Competency too can be easily tested particularly if the equipment being used is used only infrequently. A site manager can assess is an employee is competent to go on site, needs more practice or needs retraining.

Serious Labs is bringing a new VR simulator to the market this year, which addresses these issues for truck drivers.

“It is designed to get rid of entry level training, says Jim. There are big trucks and trailers crossing boarders all the time and a driver’s license doesn’t show competency.

“Following serious accident in Canada we have been working with the Canadian Government on a VR simulator that can test competency, but also can bring more people into the industry by taking the training to them: women, new Canadians, younger people, indigenous people. We expect bring it to market by the end of year.”

Jim is looking forward to the challenges of this year and beyond, “The World will try to get back to normal, he says.

“Western government is committing to those infrastructure projects that need to get done.

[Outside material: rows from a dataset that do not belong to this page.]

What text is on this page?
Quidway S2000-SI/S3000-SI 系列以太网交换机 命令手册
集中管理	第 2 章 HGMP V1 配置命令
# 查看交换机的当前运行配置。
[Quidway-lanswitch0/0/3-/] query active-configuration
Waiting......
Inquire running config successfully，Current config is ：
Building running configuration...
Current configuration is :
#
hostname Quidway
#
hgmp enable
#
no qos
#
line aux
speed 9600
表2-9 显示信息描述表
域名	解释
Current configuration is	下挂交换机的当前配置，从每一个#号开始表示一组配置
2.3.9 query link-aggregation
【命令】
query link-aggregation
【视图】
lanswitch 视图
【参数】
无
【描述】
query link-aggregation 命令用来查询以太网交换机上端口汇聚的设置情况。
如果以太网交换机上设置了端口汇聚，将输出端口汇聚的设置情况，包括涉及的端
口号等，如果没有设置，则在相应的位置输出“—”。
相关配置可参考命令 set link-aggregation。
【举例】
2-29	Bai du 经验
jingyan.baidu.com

First world countries are investing in power generation lines and new grid – the world is being rewired,  5G will bring  lots of interesting developments, IoT meshed cars will speak to our phones, our phones will speak to our refrigerators – technology is leading the way with monumental changes.

“Lots of people retiring from the industry and there is a whole new influx of workers that train and learn differently – the post millennials who are used to  distance learning, VR and simulation.

“We need to keep the momentum going, we have the early adopters now need everybody else.”